Não vamos perder oportunidade de viver o tempo presente dando muito atenção a Deus e aos demais. O seguinte relato pode nos inspirar a tomar algumas atitudes. Cito o texto de Cristina Moraes Vojvodic em “Retratos de Família”:
“A princípio, mal notou o movimento dentro do carro ao lado, entretido como estava com seus próprios pensamentos, mas a insistência foi tanta que acabou por se voltar para ver o que era. Um menino, lá pelos seus dois anos de idade, acenava um adeusinho, provavelmente cansado da sua prisão sobre quatro rodas. Consciente ou inconscientemente, recusou-se a permitir essa ”invasão” e ignorou a criança. Sim, suas metas estavam muito bem estabelecidas e nada nem ninguém poderiam impedi-lo de alcançá-las.
“O menino não desistia. Melhor não retribuir o gesto, pois aí é que ele não pararia mais. Seus filhos, ele bem se lembrava, eram assim mesmo quando pequenos. Andar. Ótimo; agora ficaria longe do pequeno e inoportuno vizinho. Parar. Qual! Lá estava ele, com seu sorrisinho e seu incansável “tchau”… Igualzinho a seus filhos… não! Os anos haviam passado e seus filhos eram maiores, já não achavam graça nisso. Aliás, não achavam graça em coisa alguma, ou quase. Pareciam uns perfeitos adultinhos, exigentes, enfadados, descontentes e irônicos. Experimentou certo desconforto ao pensar nisso, mas não era culpa sua.
“Quando havia ocorrido a transformação em seu re lacionamento com os filhos? No começo, havia sido bom – é fácil contentar os pequenos -, mas gradativamente os filhos tinham-se tornado verdadeiros estranhos; não buscavam a sua companhia; não o procuravam nos poucos momentos de que dispunha. Olhou rapidamente para o lado e viu que o menininho ainda tentava chamar a sua atenção. Já não sorria… Já não acenava. Agora batia no vidro, impacientemente.
“Lá se foi o menino… Que decepção deve sentir uma criança que se vê ignorada! Será que os seus próprios filhos lhe haviam acenado durante esses anos todos sem que ele os notasse, ou, pior ainda, percebendo que o faziam sentir-se incomodado, “invadido”? Será que a única coisa que, em silêncio, tinham insistido em receber era a sua atenção? Que decepção deviam sentir! Talvez fosse tarde para procurá-los. Talvez já não quisessem a sua companhia. Ele mal os conhecia. Haveria algum modo de atingi-los?

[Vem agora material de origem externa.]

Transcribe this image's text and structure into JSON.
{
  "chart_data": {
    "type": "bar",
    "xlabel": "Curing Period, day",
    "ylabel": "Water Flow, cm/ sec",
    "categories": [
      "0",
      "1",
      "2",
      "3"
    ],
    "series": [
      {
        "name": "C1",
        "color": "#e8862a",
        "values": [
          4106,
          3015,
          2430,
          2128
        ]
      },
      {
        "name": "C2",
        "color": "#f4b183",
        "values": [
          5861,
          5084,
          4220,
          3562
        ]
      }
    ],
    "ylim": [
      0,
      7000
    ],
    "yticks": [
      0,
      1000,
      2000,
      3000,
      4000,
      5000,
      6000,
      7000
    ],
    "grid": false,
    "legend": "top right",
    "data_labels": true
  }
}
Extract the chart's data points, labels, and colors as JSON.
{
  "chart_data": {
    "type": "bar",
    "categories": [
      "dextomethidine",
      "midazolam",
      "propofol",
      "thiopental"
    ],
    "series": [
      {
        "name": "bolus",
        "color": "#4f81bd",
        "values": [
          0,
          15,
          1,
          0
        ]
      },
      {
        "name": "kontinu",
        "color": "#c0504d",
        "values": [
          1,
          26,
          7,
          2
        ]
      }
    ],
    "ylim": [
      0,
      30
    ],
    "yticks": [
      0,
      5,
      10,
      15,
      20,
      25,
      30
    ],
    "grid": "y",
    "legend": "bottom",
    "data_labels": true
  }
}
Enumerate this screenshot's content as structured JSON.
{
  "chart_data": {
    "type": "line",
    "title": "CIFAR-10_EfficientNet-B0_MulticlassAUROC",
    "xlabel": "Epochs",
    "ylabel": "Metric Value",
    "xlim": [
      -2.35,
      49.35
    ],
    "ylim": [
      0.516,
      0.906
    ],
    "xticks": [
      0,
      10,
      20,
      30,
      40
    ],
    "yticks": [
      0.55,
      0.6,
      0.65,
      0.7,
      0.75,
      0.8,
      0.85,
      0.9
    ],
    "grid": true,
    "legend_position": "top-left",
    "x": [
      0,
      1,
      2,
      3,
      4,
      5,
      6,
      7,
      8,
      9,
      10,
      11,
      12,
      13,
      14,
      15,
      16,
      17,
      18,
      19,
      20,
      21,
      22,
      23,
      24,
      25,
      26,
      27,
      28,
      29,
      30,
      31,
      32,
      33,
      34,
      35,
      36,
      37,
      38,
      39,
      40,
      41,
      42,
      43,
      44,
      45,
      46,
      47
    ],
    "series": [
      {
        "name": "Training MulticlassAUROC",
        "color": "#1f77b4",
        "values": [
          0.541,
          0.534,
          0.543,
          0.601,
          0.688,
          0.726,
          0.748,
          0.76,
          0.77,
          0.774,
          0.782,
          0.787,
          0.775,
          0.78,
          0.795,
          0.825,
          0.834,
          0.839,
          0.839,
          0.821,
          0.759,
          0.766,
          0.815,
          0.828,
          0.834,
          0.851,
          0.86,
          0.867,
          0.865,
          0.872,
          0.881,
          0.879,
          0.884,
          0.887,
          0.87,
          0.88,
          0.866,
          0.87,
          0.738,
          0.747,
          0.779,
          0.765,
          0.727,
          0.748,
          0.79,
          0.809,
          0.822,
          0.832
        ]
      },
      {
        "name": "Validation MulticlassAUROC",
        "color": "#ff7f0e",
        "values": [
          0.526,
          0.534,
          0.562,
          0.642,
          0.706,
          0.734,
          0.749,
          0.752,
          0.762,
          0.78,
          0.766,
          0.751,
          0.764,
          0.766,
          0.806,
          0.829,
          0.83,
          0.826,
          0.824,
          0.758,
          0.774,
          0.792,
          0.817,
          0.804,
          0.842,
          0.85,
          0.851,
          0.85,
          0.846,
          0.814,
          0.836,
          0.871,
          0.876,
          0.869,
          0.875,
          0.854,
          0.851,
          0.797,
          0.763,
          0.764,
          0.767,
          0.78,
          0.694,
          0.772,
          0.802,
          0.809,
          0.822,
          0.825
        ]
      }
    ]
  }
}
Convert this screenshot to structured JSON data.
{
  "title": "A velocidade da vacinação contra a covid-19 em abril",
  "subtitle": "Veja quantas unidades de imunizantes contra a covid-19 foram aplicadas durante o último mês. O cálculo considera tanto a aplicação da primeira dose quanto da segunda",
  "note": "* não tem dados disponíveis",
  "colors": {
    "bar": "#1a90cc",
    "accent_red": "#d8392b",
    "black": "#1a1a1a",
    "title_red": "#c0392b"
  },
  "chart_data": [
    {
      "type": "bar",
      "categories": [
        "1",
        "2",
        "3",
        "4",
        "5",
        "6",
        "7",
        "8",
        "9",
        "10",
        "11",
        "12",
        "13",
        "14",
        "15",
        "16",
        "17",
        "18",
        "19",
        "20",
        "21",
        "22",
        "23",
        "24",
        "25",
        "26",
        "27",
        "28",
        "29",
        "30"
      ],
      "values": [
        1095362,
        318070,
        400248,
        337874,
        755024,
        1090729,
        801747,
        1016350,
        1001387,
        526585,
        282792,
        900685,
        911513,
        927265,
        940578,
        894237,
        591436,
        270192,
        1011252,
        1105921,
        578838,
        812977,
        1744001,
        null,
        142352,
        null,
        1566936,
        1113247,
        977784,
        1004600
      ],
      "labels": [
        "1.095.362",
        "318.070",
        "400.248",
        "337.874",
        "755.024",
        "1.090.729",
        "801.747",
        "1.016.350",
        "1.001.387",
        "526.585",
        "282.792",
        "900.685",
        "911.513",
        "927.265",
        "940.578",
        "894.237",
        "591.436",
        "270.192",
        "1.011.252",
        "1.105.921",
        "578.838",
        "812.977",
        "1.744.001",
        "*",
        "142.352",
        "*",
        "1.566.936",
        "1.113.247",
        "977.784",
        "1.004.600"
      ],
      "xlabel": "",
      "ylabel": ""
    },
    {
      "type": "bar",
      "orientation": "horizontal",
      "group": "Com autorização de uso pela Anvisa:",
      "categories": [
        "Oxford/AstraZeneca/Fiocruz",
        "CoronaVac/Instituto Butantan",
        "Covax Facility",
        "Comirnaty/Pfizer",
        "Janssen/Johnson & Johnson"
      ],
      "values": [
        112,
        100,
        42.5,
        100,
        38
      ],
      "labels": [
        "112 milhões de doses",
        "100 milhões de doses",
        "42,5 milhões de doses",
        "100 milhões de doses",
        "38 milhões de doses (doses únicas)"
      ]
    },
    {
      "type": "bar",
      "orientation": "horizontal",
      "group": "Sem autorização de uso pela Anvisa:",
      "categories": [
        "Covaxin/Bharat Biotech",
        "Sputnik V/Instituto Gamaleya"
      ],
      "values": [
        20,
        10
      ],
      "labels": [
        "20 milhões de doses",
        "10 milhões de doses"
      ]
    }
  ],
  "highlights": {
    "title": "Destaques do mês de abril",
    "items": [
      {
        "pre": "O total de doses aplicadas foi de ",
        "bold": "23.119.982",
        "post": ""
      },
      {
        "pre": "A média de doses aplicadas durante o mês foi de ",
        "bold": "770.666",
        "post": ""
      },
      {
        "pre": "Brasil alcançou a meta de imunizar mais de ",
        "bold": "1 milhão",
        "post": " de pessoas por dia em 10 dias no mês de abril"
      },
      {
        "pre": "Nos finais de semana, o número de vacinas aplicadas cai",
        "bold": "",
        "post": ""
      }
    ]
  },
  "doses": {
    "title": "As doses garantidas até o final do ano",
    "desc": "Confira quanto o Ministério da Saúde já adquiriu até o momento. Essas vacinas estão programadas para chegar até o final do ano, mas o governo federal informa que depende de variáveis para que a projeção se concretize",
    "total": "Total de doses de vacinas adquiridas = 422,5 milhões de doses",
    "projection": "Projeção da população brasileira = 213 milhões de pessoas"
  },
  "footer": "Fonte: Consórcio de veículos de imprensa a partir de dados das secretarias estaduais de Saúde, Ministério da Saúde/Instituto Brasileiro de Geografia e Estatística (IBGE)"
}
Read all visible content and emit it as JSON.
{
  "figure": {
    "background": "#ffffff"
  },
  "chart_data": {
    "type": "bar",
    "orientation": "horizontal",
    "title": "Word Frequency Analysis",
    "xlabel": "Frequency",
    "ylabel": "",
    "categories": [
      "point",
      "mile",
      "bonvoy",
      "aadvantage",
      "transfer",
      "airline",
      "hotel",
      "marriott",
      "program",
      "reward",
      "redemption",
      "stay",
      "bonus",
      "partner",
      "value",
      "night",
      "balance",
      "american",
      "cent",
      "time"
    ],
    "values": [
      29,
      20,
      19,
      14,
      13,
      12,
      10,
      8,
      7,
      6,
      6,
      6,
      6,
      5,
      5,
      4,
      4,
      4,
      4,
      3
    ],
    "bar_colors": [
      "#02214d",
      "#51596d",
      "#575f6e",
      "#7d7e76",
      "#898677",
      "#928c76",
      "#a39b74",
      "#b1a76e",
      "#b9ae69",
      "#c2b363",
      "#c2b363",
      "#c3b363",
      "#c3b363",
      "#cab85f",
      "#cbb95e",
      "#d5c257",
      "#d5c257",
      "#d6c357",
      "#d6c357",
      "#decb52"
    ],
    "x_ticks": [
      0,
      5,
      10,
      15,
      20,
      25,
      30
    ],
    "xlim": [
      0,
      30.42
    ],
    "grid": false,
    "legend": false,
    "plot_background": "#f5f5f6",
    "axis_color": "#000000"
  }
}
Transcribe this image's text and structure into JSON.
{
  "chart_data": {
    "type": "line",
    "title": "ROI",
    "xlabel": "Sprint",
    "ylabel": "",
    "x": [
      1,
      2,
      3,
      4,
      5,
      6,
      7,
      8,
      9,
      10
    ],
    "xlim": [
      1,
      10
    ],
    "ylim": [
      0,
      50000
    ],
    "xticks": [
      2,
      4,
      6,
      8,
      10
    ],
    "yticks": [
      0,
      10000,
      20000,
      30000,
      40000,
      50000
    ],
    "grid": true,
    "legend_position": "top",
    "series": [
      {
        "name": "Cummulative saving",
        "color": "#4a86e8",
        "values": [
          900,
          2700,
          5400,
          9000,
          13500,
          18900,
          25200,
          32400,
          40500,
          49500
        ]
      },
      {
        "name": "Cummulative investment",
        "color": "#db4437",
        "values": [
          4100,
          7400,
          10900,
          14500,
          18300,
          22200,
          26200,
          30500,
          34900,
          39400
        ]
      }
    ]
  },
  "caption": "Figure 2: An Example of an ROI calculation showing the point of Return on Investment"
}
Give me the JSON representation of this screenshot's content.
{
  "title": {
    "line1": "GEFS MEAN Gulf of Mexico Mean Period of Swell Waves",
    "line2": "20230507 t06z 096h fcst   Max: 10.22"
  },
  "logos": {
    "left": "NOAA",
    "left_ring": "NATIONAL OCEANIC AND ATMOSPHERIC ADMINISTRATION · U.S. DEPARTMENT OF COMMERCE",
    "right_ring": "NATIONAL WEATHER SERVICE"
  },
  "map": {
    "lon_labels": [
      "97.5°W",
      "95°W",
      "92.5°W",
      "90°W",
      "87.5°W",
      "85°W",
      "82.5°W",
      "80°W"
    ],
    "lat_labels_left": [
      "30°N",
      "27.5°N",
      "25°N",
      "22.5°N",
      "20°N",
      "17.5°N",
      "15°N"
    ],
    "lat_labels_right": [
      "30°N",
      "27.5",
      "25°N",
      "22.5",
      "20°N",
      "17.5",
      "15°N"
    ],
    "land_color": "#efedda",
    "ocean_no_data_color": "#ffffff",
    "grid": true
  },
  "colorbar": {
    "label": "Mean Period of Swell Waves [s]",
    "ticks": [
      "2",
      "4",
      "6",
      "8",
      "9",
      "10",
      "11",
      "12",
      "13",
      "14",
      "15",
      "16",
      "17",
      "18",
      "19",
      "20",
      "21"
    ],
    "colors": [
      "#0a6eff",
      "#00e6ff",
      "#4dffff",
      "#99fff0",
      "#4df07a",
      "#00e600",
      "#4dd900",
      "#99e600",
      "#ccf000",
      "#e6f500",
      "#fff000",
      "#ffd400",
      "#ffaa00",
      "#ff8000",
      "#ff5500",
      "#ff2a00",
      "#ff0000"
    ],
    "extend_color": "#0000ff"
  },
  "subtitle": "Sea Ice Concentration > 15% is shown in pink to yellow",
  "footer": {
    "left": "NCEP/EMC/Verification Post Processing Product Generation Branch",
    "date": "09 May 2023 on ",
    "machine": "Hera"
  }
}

“Novo movimento no tráfego, e mais uma vez o menino do carro ao lado estava a olhá-lo, quieto, a testa grudada na janela.
“Sentiu-se um pouco ridículo de acenar assim, sozinho no carro, com um gesto pouco espontâneo, meio contido. Se alguém o visse iria rir. Que rissem! Já acenava agora com um pouco mais de ânimo e, quando deu por si, estava até sorrindo. Do outro lado, o menininho demorou um pouco a reagir, como que duvidando do que via, mas logo abriu o rosto em uma risada e, com toda a alegria, acenou furiosamente para o seu novo amigo. E assim continuaram por alguns minutos em sua muda comunicação, até que o trânsito os separou definitivamente.
“Nada havia acontecido, de fato. Tudo continuava igual, mas uma vaga sensação de contentamento se infiltrou em sua mente. Quem sabe seus filhos ainda quisessem tentar encontrá-lo!”
Acaso não estará Deus acenando para nós nesta Semana Santa esperando a nossa resposta afirmativa e decidia a segui-lo cada vez mais intensamente e com atitudes bem concretas?